Au moins un missile balistique a été tiré jeudi au-dessus de la mer du Japon par la Corée du Nord, a annoncé l'armée sud-coréenne, dans un contexte de tensions entre Pyongyang et Tokyo, accusé de se muer en «État belliqueux» après avoir renforcé sa présence militaire dans le Pacifique.

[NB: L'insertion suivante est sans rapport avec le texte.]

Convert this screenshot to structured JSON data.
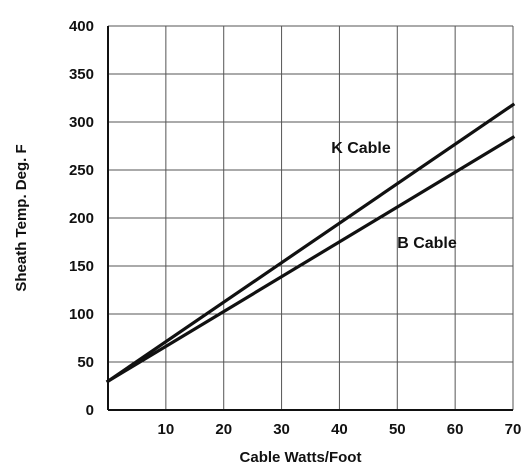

«Nos forces armées ont détecté un missile balistique à courte portée lancé depuis la région de Wonsan, en Corée du Nord, vers 17H00 (08H00 GMT)», a déclaré l'état-major interarmées sud-coréen (JCS) dans un communiqué.
Le JCS avait indiqué plus tôt que le missile avait été tiré en direction de la mer de l'Est, nom coréen de la mer du Japon.
«Un objet qui pourrait être un missile balistique a été lancé depuis la Corée du Nord», a également indiqué le ministère japonais de la Défense sur X.
Peu après, un second message a précisé qu'«il n'y avait plus aucun risque pour les régions situées aux alentours du Japon».
Séoul a toutefois renforcé sa surveillance et maintenu sa vigilance face à d'éventuels nouveaux tirs.
Ce lancement intervient au lendemain des accusations de Pyongyang contre le Japon, qu'il accuse de devenir un «État belliqueux» en renforçant ses capacités militaires dans le Pacifique.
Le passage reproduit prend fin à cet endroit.